Rohde & Schwarz SwissQual AG is a telecommunications company specializing in wireless network service quality benchmarking and network optimization. The company is a contributor to ITU-T standards for speech and video quality assessment.

Company history
Rohde & Schwarz SwissQual AG was founded in 2000 and was the first company to introduce specialized wireless network benchmarking equipment.

In January 2006 the company was acquired by Spirent for $65m.

In 2007 the company was divested by Spirent and acquired by a group of private investors.

In March 2010 SwissQual announced they had carried out network quality drive testing on the world's first commercial LTE network, TeliaSonera in Sweden.

In July 2012, SwissQual became a wholly independent subsidiary of Rohde & Schwarz.
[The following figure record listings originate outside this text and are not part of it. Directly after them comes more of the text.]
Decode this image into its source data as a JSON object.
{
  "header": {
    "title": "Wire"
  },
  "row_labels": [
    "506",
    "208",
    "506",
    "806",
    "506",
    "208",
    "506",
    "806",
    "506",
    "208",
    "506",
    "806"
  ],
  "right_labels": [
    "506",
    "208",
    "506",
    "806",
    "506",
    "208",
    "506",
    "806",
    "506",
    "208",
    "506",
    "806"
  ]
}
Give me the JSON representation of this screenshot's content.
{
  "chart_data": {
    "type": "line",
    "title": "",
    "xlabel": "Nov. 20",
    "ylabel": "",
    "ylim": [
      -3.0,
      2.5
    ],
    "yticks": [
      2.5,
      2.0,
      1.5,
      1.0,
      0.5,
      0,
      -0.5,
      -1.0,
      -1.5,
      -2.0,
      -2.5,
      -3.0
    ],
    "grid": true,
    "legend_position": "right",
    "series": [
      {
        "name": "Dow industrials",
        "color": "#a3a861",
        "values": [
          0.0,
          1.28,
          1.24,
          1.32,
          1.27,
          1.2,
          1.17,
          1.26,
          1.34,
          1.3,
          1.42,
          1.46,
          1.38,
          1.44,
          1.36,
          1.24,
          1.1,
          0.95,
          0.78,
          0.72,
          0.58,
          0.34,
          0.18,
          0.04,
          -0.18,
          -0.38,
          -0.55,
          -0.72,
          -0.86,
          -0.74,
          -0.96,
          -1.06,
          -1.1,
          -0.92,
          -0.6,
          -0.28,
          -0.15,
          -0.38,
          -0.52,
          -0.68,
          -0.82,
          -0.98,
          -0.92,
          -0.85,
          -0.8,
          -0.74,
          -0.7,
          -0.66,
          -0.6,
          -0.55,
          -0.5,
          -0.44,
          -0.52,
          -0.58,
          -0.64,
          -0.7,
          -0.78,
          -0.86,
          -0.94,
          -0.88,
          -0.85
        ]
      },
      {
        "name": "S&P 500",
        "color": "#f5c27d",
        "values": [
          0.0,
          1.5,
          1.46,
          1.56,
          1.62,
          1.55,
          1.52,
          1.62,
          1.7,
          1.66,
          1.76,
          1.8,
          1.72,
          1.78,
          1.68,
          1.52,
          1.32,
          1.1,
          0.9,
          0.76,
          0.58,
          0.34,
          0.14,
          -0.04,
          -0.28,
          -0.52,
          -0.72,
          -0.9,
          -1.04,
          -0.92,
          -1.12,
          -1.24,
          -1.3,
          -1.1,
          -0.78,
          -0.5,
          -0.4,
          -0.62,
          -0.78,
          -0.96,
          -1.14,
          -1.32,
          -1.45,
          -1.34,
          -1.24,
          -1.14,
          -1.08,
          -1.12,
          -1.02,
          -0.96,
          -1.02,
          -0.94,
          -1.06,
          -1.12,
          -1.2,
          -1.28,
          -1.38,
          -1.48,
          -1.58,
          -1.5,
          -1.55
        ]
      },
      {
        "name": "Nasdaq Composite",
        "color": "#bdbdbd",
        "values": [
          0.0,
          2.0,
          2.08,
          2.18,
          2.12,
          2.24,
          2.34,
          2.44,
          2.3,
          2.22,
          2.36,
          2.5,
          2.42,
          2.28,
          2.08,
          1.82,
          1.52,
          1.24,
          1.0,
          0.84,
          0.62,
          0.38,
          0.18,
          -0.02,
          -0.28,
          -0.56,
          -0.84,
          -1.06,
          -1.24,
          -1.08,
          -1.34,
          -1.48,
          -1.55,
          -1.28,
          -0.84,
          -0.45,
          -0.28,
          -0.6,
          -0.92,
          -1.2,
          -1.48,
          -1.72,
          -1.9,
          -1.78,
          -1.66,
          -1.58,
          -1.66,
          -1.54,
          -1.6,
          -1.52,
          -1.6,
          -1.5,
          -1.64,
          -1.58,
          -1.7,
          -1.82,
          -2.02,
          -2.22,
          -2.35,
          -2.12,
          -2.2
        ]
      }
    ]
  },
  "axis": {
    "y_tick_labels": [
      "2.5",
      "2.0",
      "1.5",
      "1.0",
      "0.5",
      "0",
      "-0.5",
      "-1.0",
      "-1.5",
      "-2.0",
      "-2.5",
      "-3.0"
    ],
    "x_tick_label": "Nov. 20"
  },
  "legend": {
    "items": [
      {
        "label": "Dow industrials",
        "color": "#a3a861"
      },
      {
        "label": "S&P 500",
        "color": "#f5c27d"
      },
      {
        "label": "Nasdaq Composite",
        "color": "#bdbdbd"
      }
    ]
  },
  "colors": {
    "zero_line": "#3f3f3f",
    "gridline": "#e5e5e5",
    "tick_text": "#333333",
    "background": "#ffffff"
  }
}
R&S is a German testing equipment manufacturer.

In July 2018, the company changed its name to Rohde & Schwarz SwissQual AG.

Speech and video quality algorithms
 In June 2010 SwissQual was one of three companies selected to provide the next generation high definition voice testing standard POLQA.
 In January 2011 SwissQual was the only company selected to provide the next generation high definition video testing standard VQuad-HD / J.341.
 In 2015 SwissQual in collaboration with Deutsche Telekom T-Labs in Berlin developed the standard J.343.1 "RS-T-VModel".